I press the elevator button for the upstairs gallery. I’d have taken the stairs two at a time had I been alone, but my mother’s doddery these days, fragile in more arenas than just her body, and I’m in the unaccustomed role of caretaker, trying not to fall back into feeling she’s indestructible.

We step into the gallery. Information fills my head, presses against my temples: we’re inside the white cube, framed by the ideology of the gallery space, “constructed,” as Brian O’Doherty wrote in the pages of Artforum in 1976, 1981, and 1986, “along laws as rigorous as those for building a medieval church. . . walls painted white. . . ceiling the source of light. . . wooden floor polished so that you click along clinically. .Unshadowed, white, clean. . .”

I stand in the center, feeling on edge. My mother has her nose up against a painting.

“Jo,” she calls, “he mentions South Africa in this painting.”

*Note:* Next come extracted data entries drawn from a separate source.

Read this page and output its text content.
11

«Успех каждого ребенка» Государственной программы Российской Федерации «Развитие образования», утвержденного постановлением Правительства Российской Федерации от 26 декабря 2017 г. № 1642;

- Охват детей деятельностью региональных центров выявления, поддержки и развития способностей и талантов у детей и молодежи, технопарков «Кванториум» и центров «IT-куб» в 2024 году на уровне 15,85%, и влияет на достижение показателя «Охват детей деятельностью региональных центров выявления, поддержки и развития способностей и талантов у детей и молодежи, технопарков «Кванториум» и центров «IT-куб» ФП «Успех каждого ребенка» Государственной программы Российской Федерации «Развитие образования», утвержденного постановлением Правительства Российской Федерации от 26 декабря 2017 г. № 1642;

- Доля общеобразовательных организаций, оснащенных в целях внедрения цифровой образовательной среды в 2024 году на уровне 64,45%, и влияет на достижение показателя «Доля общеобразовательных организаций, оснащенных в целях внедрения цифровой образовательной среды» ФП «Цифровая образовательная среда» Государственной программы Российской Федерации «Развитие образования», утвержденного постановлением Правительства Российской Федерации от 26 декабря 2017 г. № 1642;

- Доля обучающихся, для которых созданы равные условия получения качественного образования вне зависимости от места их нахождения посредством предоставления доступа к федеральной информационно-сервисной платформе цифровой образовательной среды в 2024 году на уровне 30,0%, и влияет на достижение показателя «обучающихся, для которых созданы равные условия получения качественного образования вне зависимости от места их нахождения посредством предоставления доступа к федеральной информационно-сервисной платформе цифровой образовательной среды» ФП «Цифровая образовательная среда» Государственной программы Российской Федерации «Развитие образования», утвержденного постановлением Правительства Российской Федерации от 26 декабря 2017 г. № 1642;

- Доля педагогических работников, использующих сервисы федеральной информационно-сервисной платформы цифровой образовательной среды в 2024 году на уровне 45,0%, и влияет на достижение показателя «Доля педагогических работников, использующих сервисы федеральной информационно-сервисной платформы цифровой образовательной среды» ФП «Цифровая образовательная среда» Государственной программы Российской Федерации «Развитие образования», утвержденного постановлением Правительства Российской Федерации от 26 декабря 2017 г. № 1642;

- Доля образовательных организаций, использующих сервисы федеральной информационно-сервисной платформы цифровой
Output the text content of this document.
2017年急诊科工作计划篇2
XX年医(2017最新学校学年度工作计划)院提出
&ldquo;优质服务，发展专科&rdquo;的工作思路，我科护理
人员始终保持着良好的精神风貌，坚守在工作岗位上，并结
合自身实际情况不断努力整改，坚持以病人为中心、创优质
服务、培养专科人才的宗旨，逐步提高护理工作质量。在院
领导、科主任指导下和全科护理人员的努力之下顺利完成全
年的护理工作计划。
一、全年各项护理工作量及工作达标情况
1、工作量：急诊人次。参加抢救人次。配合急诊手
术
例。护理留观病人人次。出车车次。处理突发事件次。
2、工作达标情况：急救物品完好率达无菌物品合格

It’s a large horizontal painting a la Barnett Newman’s Vir Heroicus Sublimis, 1950. She’s right to look close up. Newman wanted viewers to stand close enough to be engulfed. But this painting isn’t big enough to be engulfing,

I join her. It’s text that drew her in, draws me in. The artist, David Diao, Chinese-American, has appropriated Newman’s vertical zips. They’re not Newman’s lines—trembling signifiers of humankind’s valiant defiance of sublime terrors, but the gridded markers of a timeline: 1949-1955. Two entries only for 1949: “PRC Oct, 1949” and “South Africa Bans Mixed Marriages, Apartheid, June 29.”

South African history pours into the gallery, blood spatters the walls, shadows lurk.


Jo-Anne Berelowitz is an art historian by training and profession, now writing a memoir about growing up in South Africa during the apartheid regime. She lives with her husband and two Soft Coated Wheaten Terriers in San Diego, where she’s a faculty member at a large public university. She is currently enrolled in the MFA program in creative writing at Rainier Writing Workshop.